If the trail were established in Trumbull, it would connect with the seven-mile crushed limestone Headwaters Trail in Portage County that runs from Mantua to Garrettsville just west of Trumbull.
The Heritage Trail could someday connect Trumbull County to the Portage Hike and Bike Trail, which runs between Ravenna and Kent, and the Towpath Trail, which runs from Akron to Cleveland, planners say.
The Western Reserve Heritage Trail would run through the Thomas A. Swift Metropark in Braceville Township and Canoe City MetroPark in Leavittsburg before it meets up with the Western Reserve Greenway in Warren.

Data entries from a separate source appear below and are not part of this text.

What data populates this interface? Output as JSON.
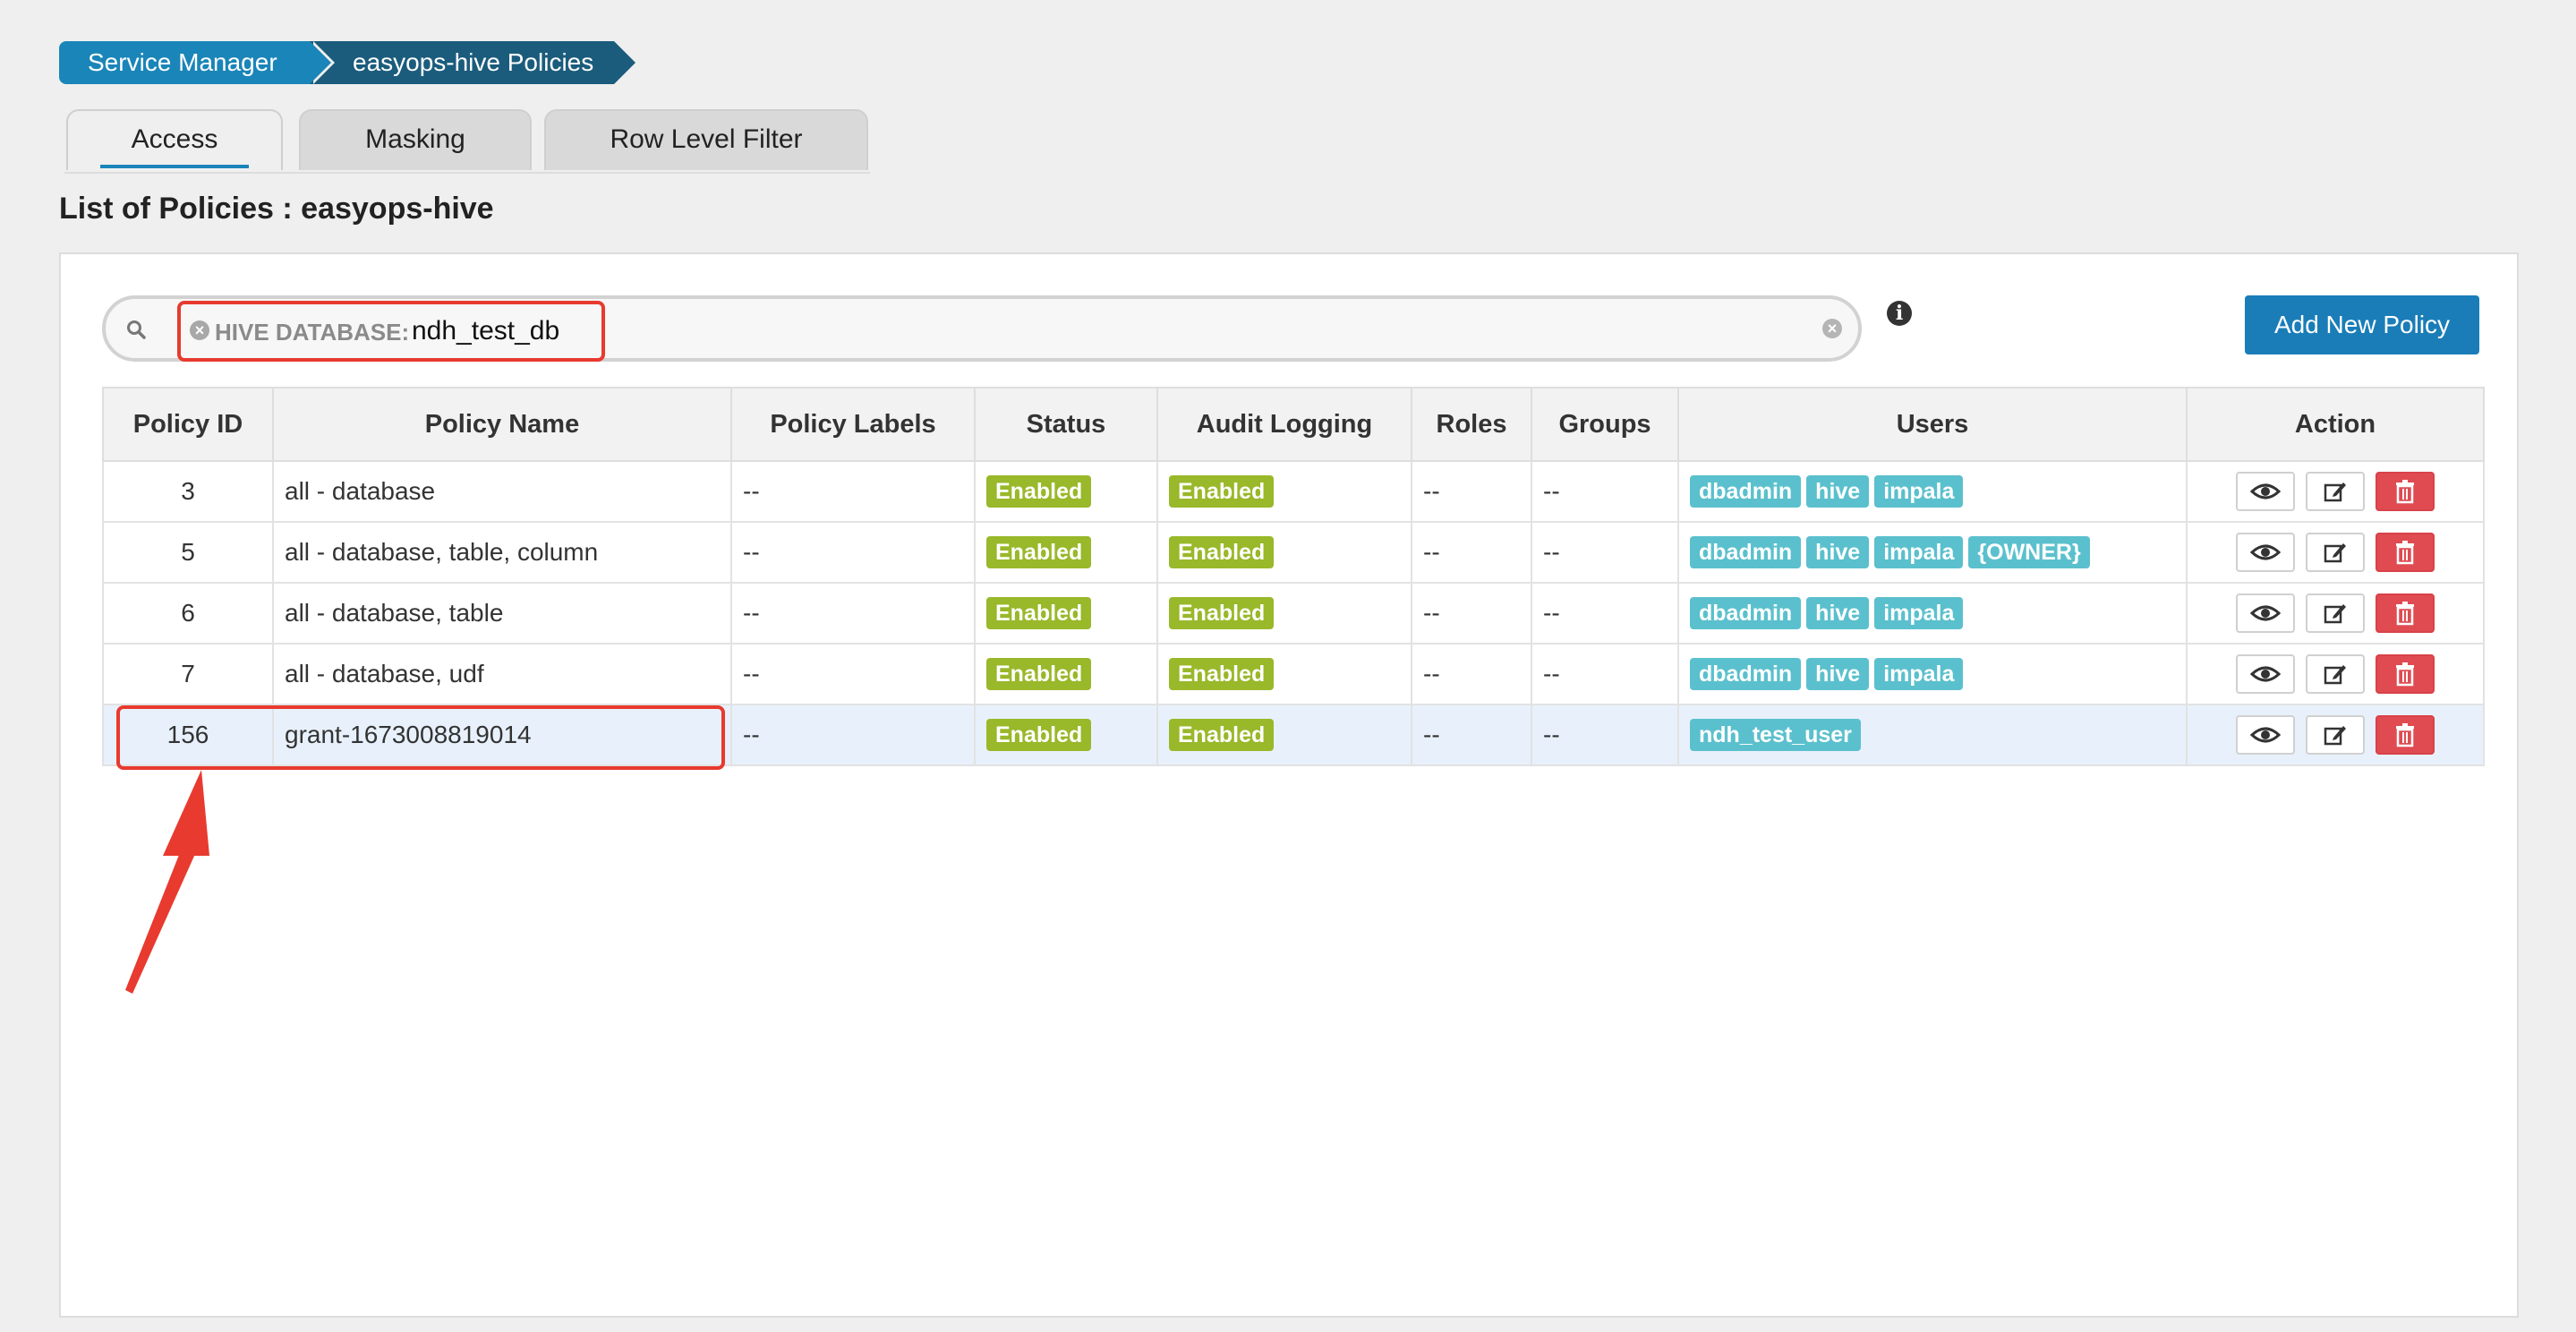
{
  "breadcrumb": {
    "items": [
      "Service Manager",
      "easyops-hive Policies"
    ]
  },
  "tabs": [
    {
      "label": "Access",
      "active": true
    },
    {
      "label": "Masking",
      "active": false
    },
    {
      "label": "Row Level Filter",
      "active": false
    }
  ],
  "page_title": "List of Policies : easyops-hive",
  "search": {
    "filter_label": "HIVE DATABASE:",
    "filter_value": "ndh_test_db"
  },
  "add_button": "Add New Policy",
  "table": {
    "columns": [
      "Policy ID",
      "Policy Name",
      "Policy Labels",
      "Status",
      "Audit Logging",
      "Roles",
      "Groups",
      "Users",
      "Action"
    ],
    "rows": [
      {
        "id": "3",
        "name": "all - database",
        "labels": "--",
        "status": "Enabled",
        "audit": "Enabled",
        "roles": "--",
        "groups": "--",
        "users": [
          "dbadmin",
          "hive",
          "impala"
        ]
      },
      {
        "id": "5",
        "name": "all - database, table, column",
        "labels": "--",
        "status": "Enabled",
        "audit": "Enabled",
        "roles": "--",
        "groups": "--",
        "users": [
          "dbadmin",
          "hive",
          "impala",
          "{OWNER}"
        ]
      },
      {
        "id": "6",
        "name": "all - database, table",
        "labels": "--",
        "status": "Enabled",
        "audit": "Enabled",
        "roles": "--",
        "groups": "--",
        "users": [
          "dbadmin",
          "hive",
          "impala"
        ]
      },
      {
        "id": "7",
        "name": "all - database, udf",
        "labels": "--",
        "status": "Enabled",
        "audit": "Enabled",
        "roles": "--",
        "groups": "--",
        "users": [
          "dbadmin",
          "hive",
          "impala"
        ]
      },
      {
        "id": "156",
        "name": "grant-1673008819014",
        "labels": "--",
        "status": "Enabled",
        "audit": "Enabled",
        "roles": "--",
        "groups": "--",
        "users": [
          "ndh_test_user"
        ],
        "highlighted": true
      }
    ]
  },
  "colors": {
    "primary": "#1a7db8",
    "breadcrumb_dark": "#1b5c7c",
    "enabled_green": "#99b82a",
    "user_teal": "#5bc0cd",
    "delete_red": "#e04b52",
    "annotation_red": "#e83a2f"
  },
  "icons": {
    "view": "eye-icon",
    "edit": "edit-icon",
    "delete": "trash-icon",
    "search": "search-icon",
    "info": "info-icon"
  }
}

In that sense, the Heritage Trail also could connect with another of the plan’s ideas — a canoe trail on the Mahoning River would possibly span 23 miles in Trumbull County when complete. The first phase is likely to be from Swift Park and Canoe City.
From Diane Sauer Chevrolet, the Heritage Trail would meet the Warren Bikeway and Niles Greenway before branching off from the Lake To River Greenway onto another proposed route called the Mahoning River Corridor Trail through Youngstown.

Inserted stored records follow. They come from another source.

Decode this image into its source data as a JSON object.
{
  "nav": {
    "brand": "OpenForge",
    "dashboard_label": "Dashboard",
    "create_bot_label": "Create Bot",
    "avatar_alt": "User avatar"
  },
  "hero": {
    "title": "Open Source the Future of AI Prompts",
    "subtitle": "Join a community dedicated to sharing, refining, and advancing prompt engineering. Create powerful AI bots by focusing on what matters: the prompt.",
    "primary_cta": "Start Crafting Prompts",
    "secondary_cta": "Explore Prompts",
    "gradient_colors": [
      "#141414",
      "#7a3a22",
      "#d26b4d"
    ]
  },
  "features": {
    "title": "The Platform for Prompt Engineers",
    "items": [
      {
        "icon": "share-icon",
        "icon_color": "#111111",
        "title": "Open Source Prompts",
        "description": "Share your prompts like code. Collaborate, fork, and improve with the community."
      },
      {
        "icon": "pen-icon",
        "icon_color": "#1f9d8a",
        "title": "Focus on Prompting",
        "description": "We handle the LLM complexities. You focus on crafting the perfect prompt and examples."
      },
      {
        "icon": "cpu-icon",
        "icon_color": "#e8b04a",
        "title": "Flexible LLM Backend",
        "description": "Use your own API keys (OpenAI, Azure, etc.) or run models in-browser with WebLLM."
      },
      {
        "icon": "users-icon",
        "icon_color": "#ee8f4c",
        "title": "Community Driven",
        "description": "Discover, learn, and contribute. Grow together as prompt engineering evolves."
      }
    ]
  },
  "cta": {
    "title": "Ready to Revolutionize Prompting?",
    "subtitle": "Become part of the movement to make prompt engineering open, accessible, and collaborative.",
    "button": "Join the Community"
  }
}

There it would meet a trail near the Ohio line called the Stavich Trail.
The reason so many bike-hike trails have been built in recent years is because rail lines have been abandoned as freight shipping has moved to highways and airports.
Knapp noted that U.S. Rep. Tim Ryan of Niles, D-17th, has proposed that a high-speed rail system be created along the same abandoned rail line that the Heritage Trail would use.

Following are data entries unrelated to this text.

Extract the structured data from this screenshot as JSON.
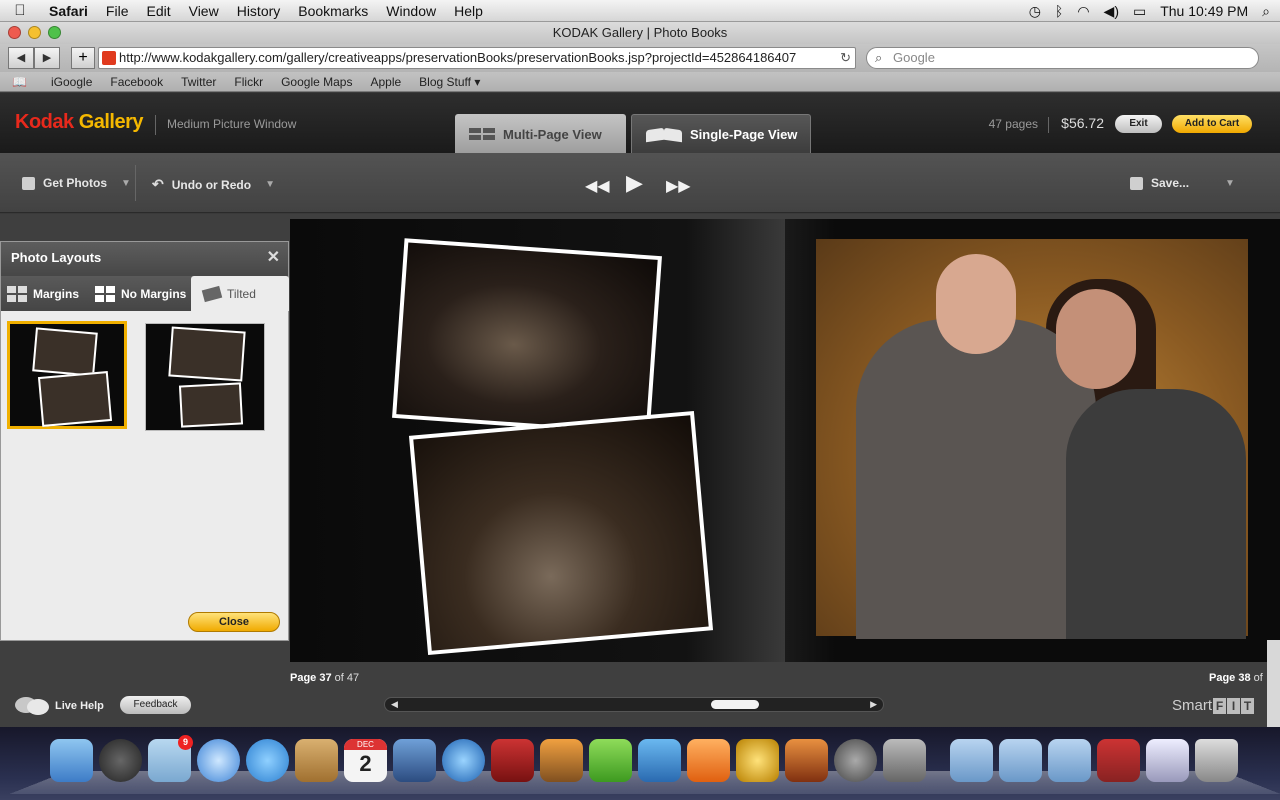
{
  "menubar": {
    "app": "Safari",
    "items": [
      "File",
      "Edit",
      "View",
      "History",
      "Bookmarks",
      "Window",
      "Help"
    ],
    "clock": "Thu 10:49 PM"
  },
  "browser": {
    "title": "KODAK Gallery | Photo Books",
    "url": "http://www.kodakgallery.com/gallery/creativeapps/preservationBooks/preservationBooks.jsp?projectId=452864186407",
    "search_placeholder": "Google",
    "bookmarks": [
      "iGoogle",
      "Facebook",
      "Twitter",
      "Flickr",
      "Google Maps",
      "Apple",
      "Blog Stuff ▾"
    ]
  },
  "header": {
    "logo_kodak": "Kodak",
    "logo_gallery": "Gallery",
    "window_label": "Medium Picture Window",
    "tab_multi": "Multi-Page View",
    "tab_single": "Single-Page View",
    "pages": "47 pages",
    "price": "$56.72",
    "exit": "Exit",
    "add_to_cart": "Add to Cart"
  },
  "toolbar": {
    "get_photos": "Get Photos",
    "undo_redo": "Undo or Redo",
    "save": "Save...",
    "prev": "◀◀",
    "play": "▶",
    "next": "▶▶"
  },
  "panel": {
    "title": "Photo Layouts",
    "tab_margins": "Margins",
    "tab_no_margins": "No Margins",
    "tab_tilted": "Tilted",
    "close": "Close"
  },
  "pages": {
    "left_word": "Page",
    "left_num": "37",
    "left_of": "of 47",
    "right_word": "Page",
    "right_num": "38",
    "right_of": "of"
  },
  "footer": {
    "live_help": "Live Help",
    "feedback": "Feedback",
    "smart": "Smart",
    "fit": [
      "F",
      "I",
      "T"
    ]
  },
  "dock": {
    "mail_badge": "9",
    "calendar_month": "DEC",
    "calendar_day": "2"
  }
}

The Western Reserve Greenway will remain the county’s highest priority hike-hike trail project, Knapp said, but even if high-speed rail service does come, it’s possible for a trail and rail to co-exist, he said.
Besides the Greenway and Heritage hike-bike trails, Millea has outlined several trails, such as Howland Township’s new Mosquito Creek Boardwalk Trail, which is 750 feet long so far and accessible through Howland Township Park at the end of Clifton Avenue; and 20 miles of foot trails on the southern end of Mosquito Lake.
Hiking trails also are available in Warren’s Packard and Perkins parks, as well as Girard-Liberty Park near Interstate 80, and in downtown Newton Falls.
Before writing the plan, the planning commission had public meetings. Residents said they wanted more trails.
“Greenways [hike-bike trails] have the ability to serve vast populations as they stretch from community to community, adding a new dimension to recreation and even transportation,” Millea wrote in the plan.